コラム

役員の退職金について①~内部紛争・トラブル型の事業承継の勘どころ~

1.はじめに

役員の退職金を巡るトラブルは、古くからある典型的な法的紛争であり、内部紛争やトラブル型事業承継においても、よく問題となり得ます。

本稿では、役員の退職金における基本的な法律の考え方と、トラブルが発生してしまった場合の対処法、役員の退職金においてトラブルにならないための対処法等について検討していきたいと思います。

2.役員の退職金に対する法律の基本的な考え方

~株主総会決議を経ない限りは「もらえない」が大原則~

一定規模以上の会社において、就業規則などで従業員に対する退職金制度を備えている会社は少なくありません。
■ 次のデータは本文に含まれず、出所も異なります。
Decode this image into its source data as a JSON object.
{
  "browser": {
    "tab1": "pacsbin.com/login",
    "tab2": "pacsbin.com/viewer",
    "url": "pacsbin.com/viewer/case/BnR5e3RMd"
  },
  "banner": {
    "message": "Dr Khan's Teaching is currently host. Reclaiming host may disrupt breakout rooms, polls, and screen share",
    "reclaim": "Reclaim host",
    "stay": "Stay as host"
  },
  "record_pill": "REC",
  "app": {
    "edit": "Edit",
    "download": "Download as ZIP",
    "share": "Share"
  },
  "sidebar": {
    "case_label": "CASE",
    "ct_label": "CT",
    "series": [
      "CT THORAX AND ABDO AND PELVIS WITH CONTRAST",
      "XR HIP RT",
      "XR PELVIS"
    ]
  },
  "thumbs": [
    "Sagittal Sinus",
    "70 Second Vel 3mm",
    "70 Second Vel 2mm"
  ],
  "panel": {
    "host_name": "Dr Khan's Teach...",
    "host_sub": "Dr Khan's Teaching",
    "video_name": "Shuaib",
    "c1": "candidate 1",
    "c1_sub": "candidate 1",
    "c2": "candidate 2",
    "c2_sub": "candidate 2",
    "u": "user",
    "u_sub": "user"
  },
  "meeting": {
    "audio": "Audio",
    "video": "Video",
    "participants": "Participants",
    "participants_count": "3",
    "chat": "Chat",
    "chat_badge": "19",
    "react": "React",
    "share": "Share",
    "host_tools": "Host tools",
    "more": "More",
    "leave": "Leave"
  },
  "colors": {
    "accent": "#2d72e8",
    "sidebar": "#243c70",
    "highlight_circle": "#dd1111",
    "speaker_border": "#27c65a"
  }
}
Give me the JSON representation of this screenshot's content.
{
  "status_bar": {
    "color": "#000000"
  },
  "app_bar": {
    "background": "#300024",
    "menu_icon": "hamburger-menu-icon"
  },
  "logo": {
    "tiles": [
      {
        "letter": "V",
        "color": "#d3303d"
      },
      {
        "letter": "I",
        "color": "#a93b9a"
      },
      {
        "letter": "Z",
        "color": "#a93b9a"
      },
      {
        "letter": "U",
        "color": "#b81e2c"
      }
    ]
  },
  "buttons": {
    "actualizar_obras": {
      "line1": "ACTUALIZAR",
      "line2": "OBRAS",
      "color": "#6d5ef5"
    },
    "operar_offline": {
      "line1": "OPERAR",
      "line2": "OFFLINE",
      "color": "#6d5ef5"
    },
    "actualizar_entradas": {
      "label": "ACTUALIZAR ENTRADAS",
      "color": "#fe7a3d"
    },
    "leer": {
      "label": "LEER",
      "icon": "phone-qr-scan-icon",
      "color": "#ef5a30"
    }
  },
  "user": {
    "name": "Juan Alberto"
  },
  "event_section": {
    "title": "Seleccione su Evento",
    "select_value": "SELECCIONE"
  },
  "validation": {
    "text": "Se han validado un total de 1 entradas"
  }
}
就業規則などで退職金制度を備えていなくとも、慣行で従業員に対して退職金を支払い続けている会社もあります。

このように、従業員の退職金は、(労働基準法から直ちに認められる権利ではないものの、)就業規則などで定められている場合のほか、支払の慣行があると認められる場合にも、会社に対して退職金を請求できることになります〔慣行を認めた裁判例:東京地裁昭和48年2月27日判決(宍戸商会事件)、 東京地裁昭和51年12月22日判決(日本段ボール研究所事件)、東京地裁平成7年6月12日判決(吉野事件)など。慣行を否定した裁判例:東京地裁昭和58年2月28日判決(北一興業事件)など。〕

ところで、役員の報酬は、従業員の場合と異なり、株主総会で承認可決されなければならない、というのが原則であり出発点です(会社法361条1項)。

役員の退職金も、報酬の一種として考えられていますので、株主総会での承認決議が必要と解されています(最高裁第三小法廷平成22年3月16日判決)。

役員用の退職金規定を、従業員に対する退職金規定とは別に整備している会社も相当数見受けられますが、上記の理由から、「株主総会での決議を経ること」を支払いの(発生)条件・要件とする規定を設けているのが一般です。

このように、役員の退職金は、たとえ(役員用の)退職金規定が置かれていたとしても、株主総会決議を経ない限りは「もらえない」というのが大原則となります。

なお、法理論上は、定款で役員退職金額が定められている場合は株主総会決議を経ることなく退職金が貰えることになりますが、そのような定款が置かれている会社は皆無と言ってよいでしょう(少なくとも私はまだ見たことがありません)。